I thought it was a good thing that the old British tradition of the stiff upper lip had fallen by the wayside, but dear lord, parenting a teenager has revealed that I was wrong.
Case in point, my daughter recently invited 25 friends to our house for her 14th birthday party. This is a child who vastly prefers small groups and often finds secondary school overwhelming, with all of its noise and drama, so I was surprised. I pointed out her guests wouldn’t even all fit in one room of our small house – shouldn’t we make it a smaller gang, easier to enjoy? Absolutely not – she was resolute, this was what she wanted.
And so it was that at 7pm they all arrived, with instructions to be collected by parents or make their own way home at 10pm. And so it was that at 7:58pm, my daughter came upstairs to tell me she had asked them all to leave, “because I’m feeling overwhelmed”. Yeah, I bet you are, I muttered, trying not to let the words, “so suck it up, buttercup” escape my lips.
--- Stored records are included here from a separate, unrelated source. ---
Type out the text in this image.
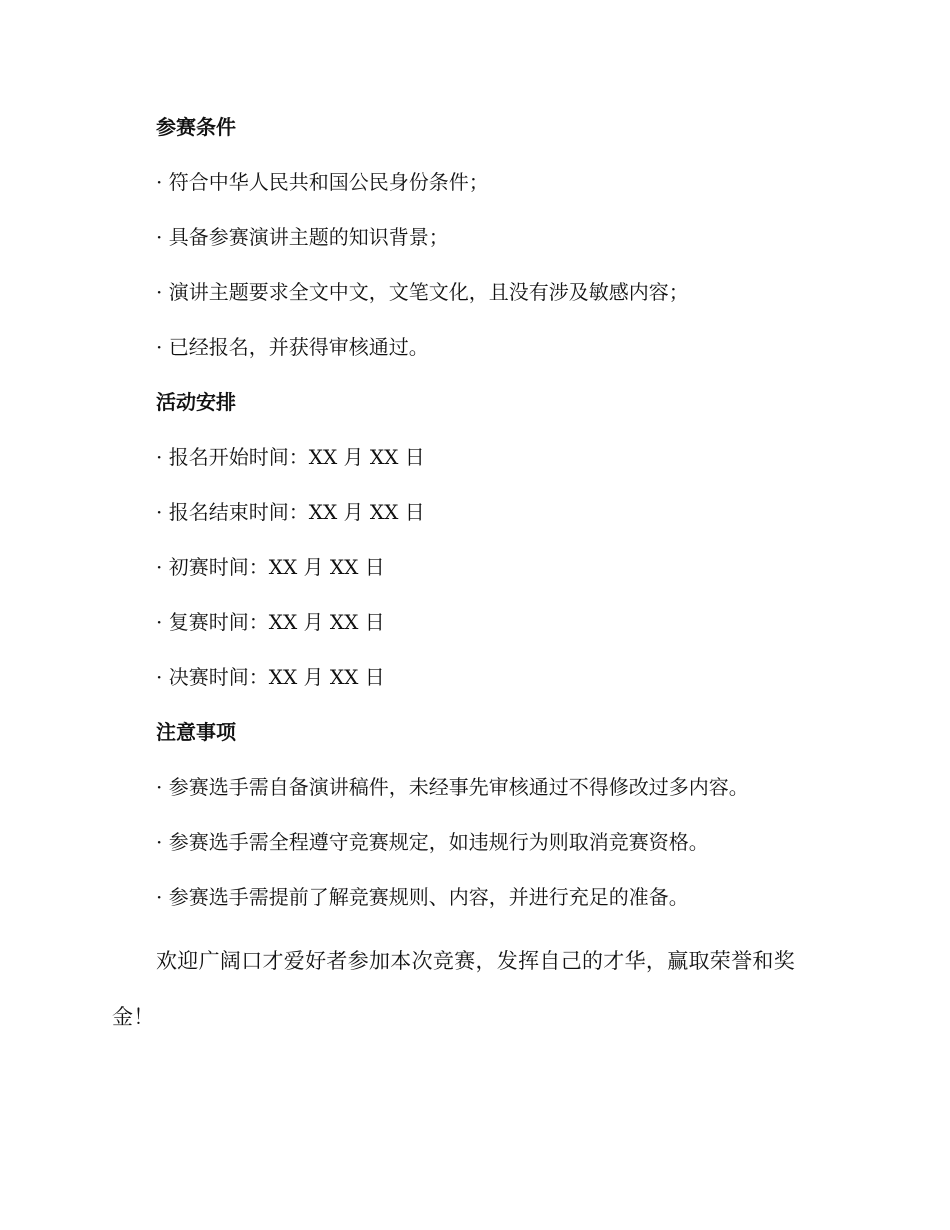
参赛条件
· 符合中华人民共和国公民身份条件；
· 具备参赛演讲主题的知识背景；
· 演讲主题要求全文中文，文笔文化，且没有涉及敏感内容；
· 已经报名，并获得审核通过。
活动安排
· 报名开始时间：XX 月 XX 日
· 报名结束时间：XX 月 XX 日
· 初赛时间：XX 月 XX 日
· 复赛时间：XX 月 XX 日
· 决赛时间：XX 月 XX 日
注意事项
· 参赛选手需自备演讲稿件，未经事先审核通过不得修改过多内容。
· 参赛选手需全程遵守竞赛规定，如违规行为则取消竞赛资格。
· 参赛选手需提前了解竞赛规则、内容，并进行充足的准备。

欢迎广阔口才爱好者参加本次竞赛，发挥自己的才华，赢取荣誉和奖金！
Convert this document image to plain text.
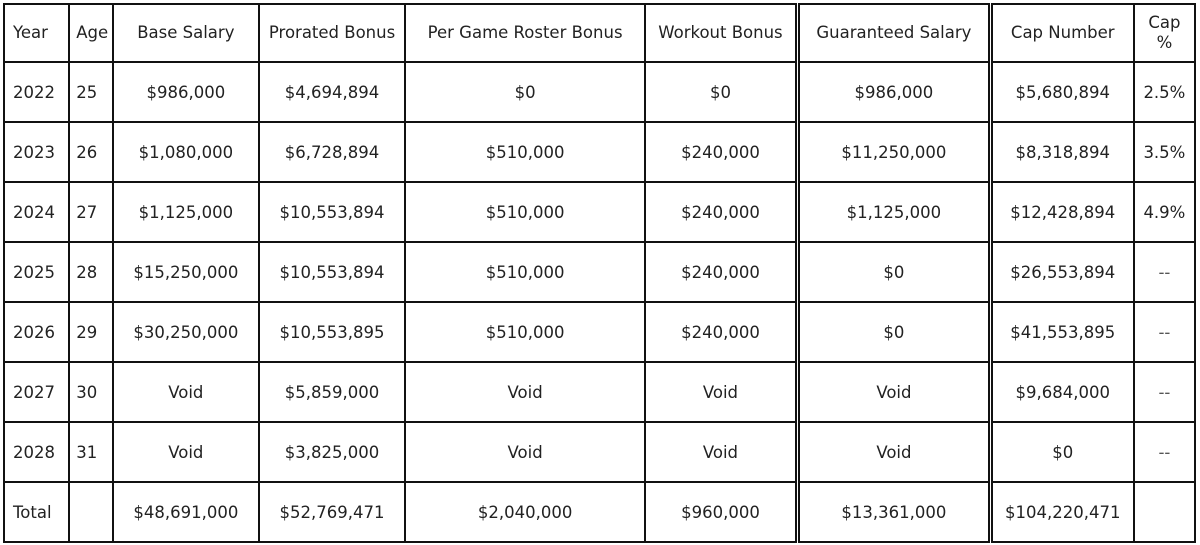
Year	Age	Base Salary	Prorated Bonus	Per Game Roster Bonus	Workout Bonus	Guaranteed Salary	Cap Number	Cap %
2022	25	$986,000	$4,694,894	$0	$0	$986,000	$5,680,894	2.5%
2023	26	$1,080,000	$6,728,894	$510,000	$240,000	$11,250,000	$8,318,894	3.5%
2024	27	$1,125,000	$10,553,894	$510,000	$240,000	$1,125,000	$12,428,894	4.9%
2025	28	$15,250,000	$10,553,894	$510,000	$240,000	$0	$26,553,894	--
2026	29	$30,250,000	$10,553,895	$510,000	$240,000	$0	$41,553,895	--
2027	30	Void	$5,859,000	Void	Void	Void	$9,684,000	--
2028	31	Void	$3,825,000	Void	Void	Void	$0	--
Total		$48,691,000	$52,769,471	$2,040,000	$960,000	$13,361,000	$104,220,471	
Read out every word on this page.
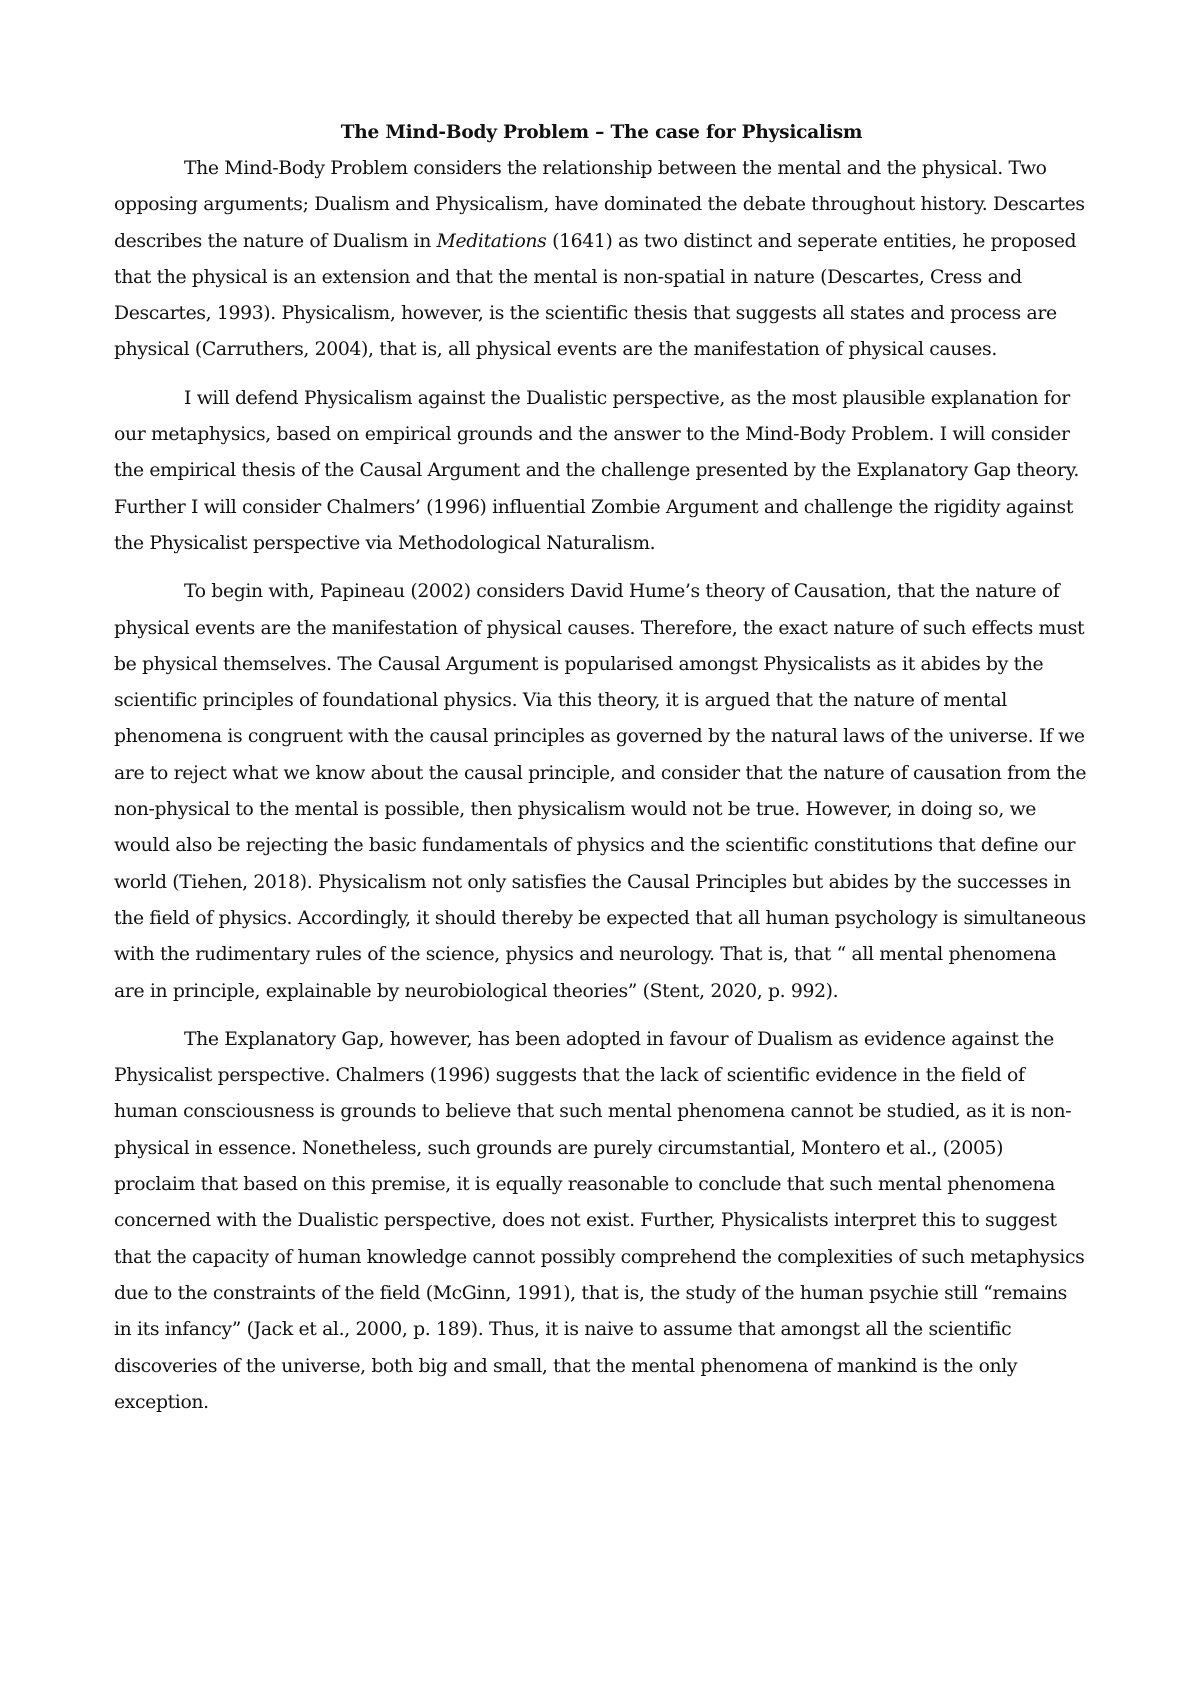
The Mind-Body Problem – The case for Physicalism

The Mind-Body Problem considers the relationship between the mental and the physical. Two opposing arguments; Dualism and Physicalism, have dominated the debate throughout history. Descartes describes the nature of Dualism in Meditations (1641) as two distinct and seperate entities, he proposed that the physical is an extension and that the mental is non-spatial in nature (Descartes, Cress and Descartes, 1993). Physicalism, however, is the scientific thesis that suggests all states and process are physical (Carruthers, 2004), that is, all physical events are the manifestation of physical causes.

I will defend Physicalism against the Dualistic perspective, as the most plausible explanation for our metaphysics, based on empirical grounds and the answer to the Mind-Body Problem. I will consider the empirical thesis of the Causal Argument and the challenge presented by the Explanatory Gap theory. Further I will consider Chalmers’ (1996) influential Zombie Argument and challenge the rigidity against the Physicalist perspective via Methodological Naturalism.

To begin with, Papineau (2002) considers David Hume’s theory of Causation, that the nature of physical events are the manifestation of physical causes. Therefore, the exact nature of such effects must be physical themselves. The Causal Argument is popularised amongst Physicalists as it abides by the scientific principles of foundational physics. Via this theory, it is argued that the nature of mental phenomena is congruent with the causal principles as governed by the natural laws of the universe. If we are to reject what we know about the causal principle, and consider that the nature of causation from the non-physical to the mental is possible, then physicalism would not be true. However, in doing so, we would also be rejecting the basic fundamentals of physics and the scientific constitutions that define our world (Tiehen, 2018). Physicalism not only satisfies the Causal Principles but abides by the successes in the field of physics. Accordingly, it should thereby be expected that all human psychology is simultaneous with the rudimentary rules of the science, physics and neurology. That is, that “ all mental phenomena are in principle, explainable by neurobiological theories” (Stent, 2020, p. 992).

The Explanatory Gap, however, has been adopted in favour of Dualism as evidence against the Physicalist perspective. Chalmers (1996) suggests that the lack of scientific evidence in the field of human consciousness is grounds to believe that such mental phenomena cannot be studied, as it is non-physical in essence. Nonetheless, such grounds are purely circumstantial, Montero et al., (2005) proclaim that based on this premise, it is equally reasonable to conclude that such mental phenomena concerned with the Dualistic perspective, does not exist. Further, Physicalists interpret this to suggest that the capacity of human knowledge cannot possibly comprehend the complexities of such metaphysics due to the constraints of the field (McGinn, 1991), that is, the study of the human psychie still “remains in its infancy” (Jack et al., 2000, p. 189). Thus, it is naive to assume that amongst all the scientific discoveries of the universe, both big and small, that the mental phenomena of mankind is the only exception.
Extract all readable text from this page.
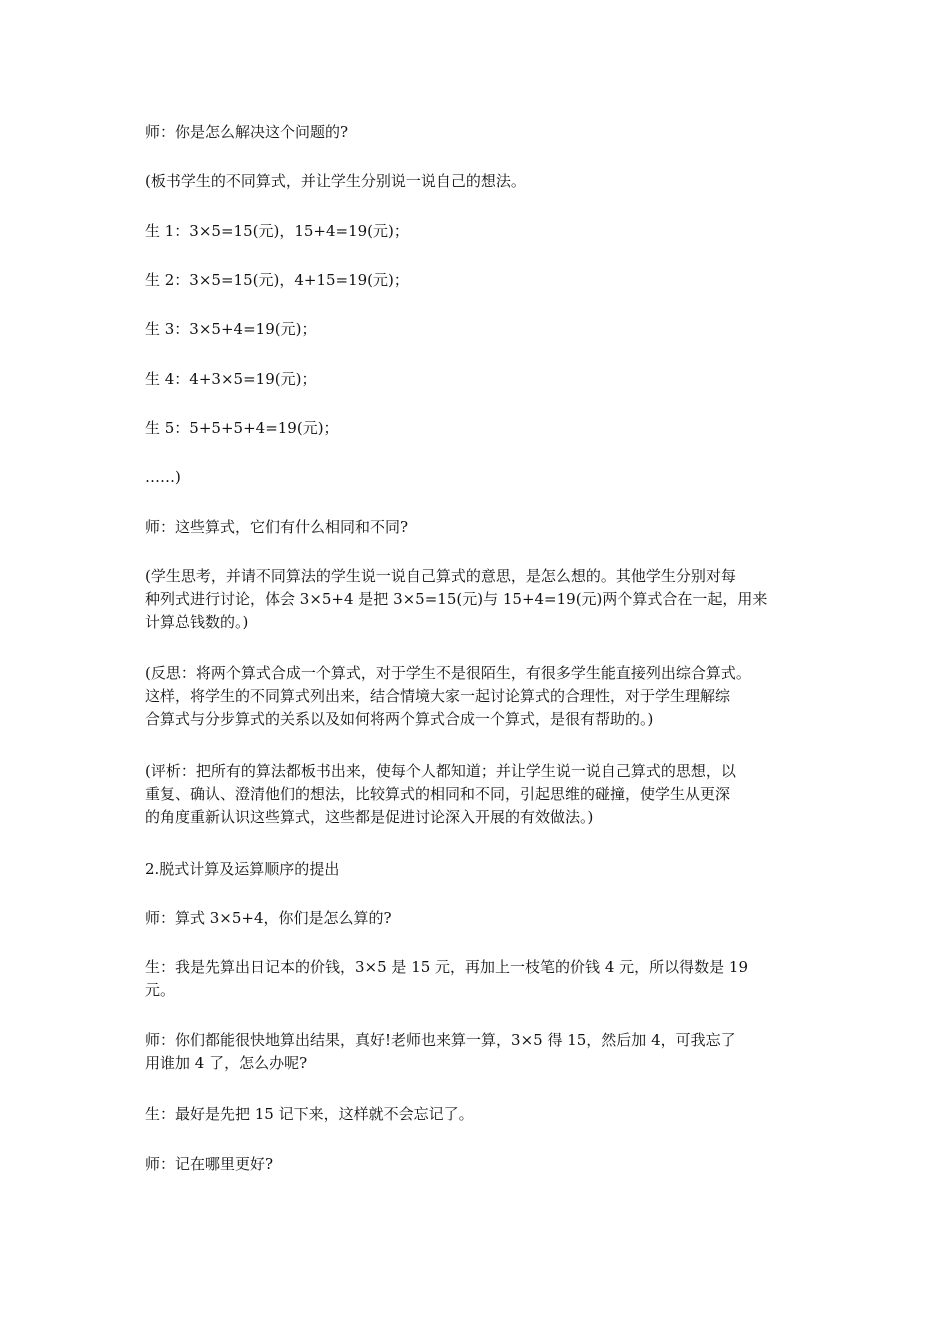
师：你是怎么解决这个问题的?

(板书学生的不同算式，并让学生分别说一说自己的想法。

生 1：3×5=15(元)，15+4=19(元)；

生 2：3×5=15(元)，4+15=19(元)；

生 3：3×5+4=19(元)；

生 4：4+3×5=19(元)；

生 5：5+5+5+4=19(元)；

……)

师：这些算式，它们有什么相同和不同?

(学生思考，并请不同算法的学生说一说自己算式的意思，是怎么想的。其他学生分别对每
种列式进行讨论，体会 3×5+4 是把 3×5=15(元)与 15+4=19(元)两个算式合在一起，用来
计算总钱数的。)

(反思：将两个算式合成一个算式，对于学生不是很陌生，有很多学生能直接列出综合算式。
这样，将学生的不同算式列出来，结合情境大家一起讨论算式的合理性，对于学生理解综
合算式与分步算式的关系以及如何将两个算式合成一个算式，是很有帮助的。)

(评析：把所有的算法都板书出来，使每个人都知道；并让学生说一说自己算式的思想，以
重复、确认、澄清他们的想法，比较算式的相同和不同，引起思维的碰撞，使学生从更深
的角度重新认识这些算式，这些都是促进讨论深入开展的有效做法。)

2.脱式计算及运算顺序的提出

师：算式 3×5+4，你们是怎么算的?

生：我是先算出日记本的价钱，3×5 是 15 元，再加上一枝笔的价钱 4 元，所以得数是 19
元。

师：你们都能很快地算出结果，真好!老师也来算一算，3×5 得 15，然后加 4，可我忘了
用谁加 4 了，怎么办呢?

生：最好是先把 15 记下来，这样就不会忘记了。

师：记在哪里更好?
This is a generation raised to believe their feelings are paramount. I should know: I raised one. So imagine the bewildered look on her face when I told her to get back down there, cancel the cancelling, and host her guests as promised. She didn’t look cross with me – instead, she looked absolutely fascinated by this brand new approach. “But it’s my birthday,” she added, as if to say that her happiness was more important than that of 25 others. The next day, having done as she was told, she said to me, happily, “You know, I actually quite enjoyed my party!”
So forget being your authentic self – be the self who invited 25 people and is going to deal with the consequences. Be the self who has taken on a job in an office or a workshop but saves their wider passions for home, their loved ones, the dancefloor. And be the self who understands that a poster on an office wall about being authentic is probably as inauthentic as it gets.